The speed multiplier on the dodge (1.3x) makes escapes look desperate rather than casual. The player bot wanders through dark corridors with its flashlight cone, narrowly avoids aliens, and occasionally gets cornered. It captures the survival horror tension without any scripted sequences.

The Pattern: Minimum Viable Intelligence

All four attract modes share a design philosophy: the AI should be smart enough to showcase the game, but dumb enough to fail entertainingly.

Game AI Type Core Mechanic Intentional Weakness
Polybreak Paddle tracking Follow ball X with lag Speed-clamped paddle can’t save everything
Chronostone Decision tree Heal < 30% HP, else attack Ignores elements, items, buffs
Voidrunner Priority dodge Dodge bullets > attack enemies Limited threat radius, gets overwhelmed
Dreadnought Waypoint patrol Follow path, swerve from threats Fixed routes, no pathfinding, limited cone

None of these AIs would impress a game AI researcher.

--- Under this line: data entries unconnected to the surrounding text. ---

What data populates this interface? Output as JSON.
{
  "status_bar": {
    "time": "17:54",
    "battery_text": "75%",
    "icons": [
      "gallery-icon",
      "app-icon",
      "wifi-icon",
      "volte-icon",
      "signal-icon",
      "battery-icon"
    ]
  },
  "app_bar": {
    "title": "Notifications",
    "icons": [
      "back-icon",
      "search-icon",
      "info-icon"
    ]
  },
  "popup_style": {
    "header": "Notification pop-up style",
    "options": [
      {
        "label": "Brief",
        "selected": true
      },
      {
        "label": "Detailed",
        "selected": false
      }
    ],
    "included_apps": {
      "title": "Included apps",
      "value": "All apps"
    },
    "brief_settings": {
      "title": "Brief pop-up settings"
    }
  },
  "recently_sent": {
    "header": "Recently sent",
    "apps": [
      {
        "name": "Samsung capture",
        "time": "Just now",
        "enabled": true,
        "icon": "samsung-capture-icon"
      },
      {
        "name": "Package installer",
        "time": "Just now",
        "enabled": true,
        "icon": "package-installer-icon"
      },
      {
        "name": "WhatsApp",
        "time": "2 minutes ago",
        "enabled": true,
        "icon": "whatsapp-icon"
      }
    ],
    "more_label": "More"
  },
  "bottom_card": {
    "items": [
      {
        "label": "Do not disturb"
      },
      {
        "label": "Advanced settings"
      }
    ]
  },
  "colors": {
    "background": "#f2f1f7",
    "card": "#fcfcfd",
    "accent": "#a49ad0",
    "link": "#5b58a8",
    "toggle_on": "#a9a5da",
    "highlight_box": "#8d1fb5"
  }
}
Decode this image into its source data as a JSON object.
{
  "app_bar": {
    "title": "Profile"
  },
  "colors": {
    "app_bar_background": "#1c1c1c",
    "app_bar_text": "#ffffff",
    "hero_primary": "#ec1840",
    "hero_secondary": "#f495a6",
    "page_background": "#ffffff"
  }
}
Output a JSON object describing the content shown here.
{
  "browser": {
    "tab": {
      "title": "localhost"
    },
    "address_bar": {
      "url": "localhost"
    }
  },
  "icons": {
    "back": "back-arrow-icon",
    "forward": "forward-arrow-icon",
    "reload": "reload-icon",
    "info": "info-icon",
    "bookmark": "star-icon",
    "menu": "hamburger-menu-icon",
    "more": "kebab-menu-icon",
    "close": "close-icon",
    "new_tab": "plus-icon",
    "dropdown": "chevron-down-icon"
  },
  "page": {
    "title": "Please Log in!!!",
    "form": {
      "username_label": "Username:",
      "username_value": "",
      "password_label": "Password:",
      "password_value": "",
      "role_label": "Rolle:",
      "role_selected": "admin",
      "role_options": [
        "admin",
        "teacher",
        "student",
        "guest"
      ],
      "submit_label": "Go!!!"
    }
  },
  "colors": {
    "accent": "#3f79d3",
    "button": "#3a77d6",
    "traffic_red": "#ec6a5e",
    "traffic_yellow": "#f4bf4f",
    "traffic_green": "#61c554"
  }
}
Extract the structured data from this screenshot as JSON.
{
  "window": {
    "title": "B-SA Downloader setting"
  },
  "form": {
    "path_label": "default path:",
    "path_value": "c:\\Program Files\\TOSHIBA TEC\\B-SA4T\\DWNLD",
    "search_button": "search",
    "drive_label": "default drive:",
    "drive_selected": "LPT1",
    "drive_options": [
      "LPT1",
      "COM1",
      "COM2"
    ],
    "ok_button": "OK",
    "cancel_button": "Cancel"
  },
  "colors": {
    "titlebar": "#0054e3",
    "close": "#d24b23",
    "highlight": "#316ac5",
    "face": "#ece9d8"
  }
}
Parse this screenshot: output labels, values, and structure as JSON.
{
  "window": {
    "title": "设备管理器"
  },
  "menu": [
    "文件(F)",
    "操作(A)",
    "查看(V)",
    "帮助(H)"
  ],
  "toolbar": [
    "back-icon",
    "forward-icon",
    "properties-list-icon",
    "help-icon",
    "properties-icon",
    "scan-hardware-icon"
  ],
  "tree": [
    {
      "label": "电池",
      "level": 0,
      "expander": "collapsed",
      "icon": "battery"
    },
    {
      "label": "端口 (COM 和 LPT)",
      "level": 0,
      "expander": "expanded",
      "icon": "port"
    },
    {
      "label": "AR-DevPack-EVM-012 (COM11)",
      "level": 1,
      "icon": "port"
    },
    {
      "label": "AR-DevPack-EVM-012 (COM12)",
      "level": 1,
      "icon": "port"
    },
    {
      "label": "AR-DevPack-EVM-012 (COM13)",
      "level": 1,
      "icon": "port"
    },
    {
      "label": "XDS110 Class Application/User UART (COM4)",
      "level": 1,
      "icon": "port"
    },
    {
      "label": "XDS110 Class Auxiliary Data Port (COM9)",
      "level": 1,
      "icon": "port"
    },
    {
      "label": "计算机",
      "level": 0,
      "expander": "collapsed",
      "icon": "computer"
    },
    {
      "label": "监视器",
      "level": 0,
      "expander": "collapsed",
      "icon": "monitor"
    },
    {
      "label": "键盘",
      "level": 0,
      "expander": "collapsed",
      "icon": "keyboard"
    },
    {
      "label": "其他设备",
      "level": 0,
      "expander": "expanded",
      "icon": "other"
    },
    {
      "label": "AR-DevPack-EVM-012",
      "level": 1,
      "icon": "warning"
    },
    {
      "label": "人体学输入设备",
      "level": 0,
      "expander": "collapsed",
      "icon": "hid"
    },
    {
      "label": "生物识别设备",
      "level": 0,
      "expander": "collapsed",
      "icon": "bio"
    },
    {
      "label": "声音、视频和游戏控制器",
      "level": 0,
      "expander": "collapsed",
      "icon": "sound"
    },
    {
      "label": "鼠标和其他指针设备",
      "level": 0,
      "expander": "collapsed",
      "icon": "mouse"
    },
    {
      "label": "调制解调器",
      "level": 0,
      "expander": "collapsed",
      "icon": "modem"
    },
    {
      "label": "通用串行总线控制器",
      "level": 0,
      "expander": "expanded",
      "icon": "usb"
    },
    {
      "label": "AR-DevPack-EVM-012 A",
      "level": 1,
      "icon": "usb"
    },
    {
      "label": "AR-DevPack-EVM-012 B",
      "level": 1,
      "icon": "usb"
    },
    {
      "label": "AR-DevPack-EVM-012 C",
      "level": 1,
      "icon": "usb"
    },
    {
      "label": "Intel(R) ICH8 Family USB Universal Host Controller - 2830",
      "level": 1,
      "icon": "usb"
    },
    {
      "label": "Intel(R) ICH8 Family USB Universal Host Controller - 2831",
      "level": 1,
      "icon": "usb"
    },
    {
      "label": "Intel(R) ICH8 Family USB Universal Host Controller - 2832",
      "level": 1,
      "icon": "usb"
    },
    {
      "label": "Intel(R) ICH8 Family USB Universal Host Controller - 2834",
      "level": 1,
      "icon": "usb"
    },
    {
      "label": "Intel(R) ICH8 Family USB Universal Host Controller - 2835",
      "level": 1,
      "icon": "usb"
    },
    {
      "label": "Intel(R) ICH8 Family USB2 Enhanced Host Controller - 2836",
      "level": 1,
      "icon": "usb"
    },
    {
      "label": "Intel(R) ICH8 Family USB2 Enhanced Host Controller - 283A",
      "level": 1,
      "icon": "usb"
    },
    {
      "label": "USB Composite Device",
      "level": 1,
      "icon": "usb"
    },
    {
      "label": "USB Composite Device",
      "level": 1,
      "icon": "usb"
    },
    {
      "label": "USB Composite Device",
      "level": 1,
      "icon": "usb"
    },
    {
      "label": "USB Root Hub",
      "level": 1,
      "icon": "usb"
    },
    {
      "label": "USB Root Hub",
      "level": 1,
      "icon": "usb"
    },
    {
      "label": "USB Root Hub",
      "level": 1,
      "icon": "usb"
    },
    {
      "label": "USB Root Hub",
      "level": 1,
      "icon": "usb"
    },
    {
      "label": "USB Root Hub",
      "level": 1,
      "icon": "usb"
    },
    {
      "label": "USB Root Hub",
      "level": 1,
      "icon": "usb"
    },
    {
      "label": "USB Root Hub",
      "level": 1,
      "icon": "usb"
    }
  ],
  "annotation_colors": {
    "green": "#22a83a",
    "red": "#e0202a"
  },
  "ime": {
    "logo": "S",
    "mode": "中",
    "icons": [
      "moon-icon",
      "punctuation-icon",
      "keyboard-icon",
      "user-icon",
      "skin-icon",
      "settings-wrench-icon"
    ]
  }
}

They don’t use behavior trees, utility systems, GOAP, or neural networks. They use the absolute minimum logic needed to create convincing gameplay footage. And that’s exactly right — attract mode is a trailer, not a benchmark.

AI Building AI Players

There’s something recursive about AI agents writing AI game players. The development agents understand the game mechanics because they built them. When they write the attract mode, they’re encoding their understanding of what makes the game interesting to watch.

The Polybreak agent knows the fun is in near-misses, so it builds in intentional lag. The Dreadnought agent knows tension comes from close calls in dark corridors, so it builds in proximity-based swerving. Each attract mode is a compression of the game’s design intent into the simplest possible decision loop.

Across four games, four genres, four different core mechanics — the attract modes shipped in the same development cycle, each tuned to its game’s personality. No designer hand-tuned the parameters. The agents played, observed, and adjusted until the demos looked right.

Walk up to any of these games idle on a screen, and they look alive. That’s the whole point. Same as it was in 1985.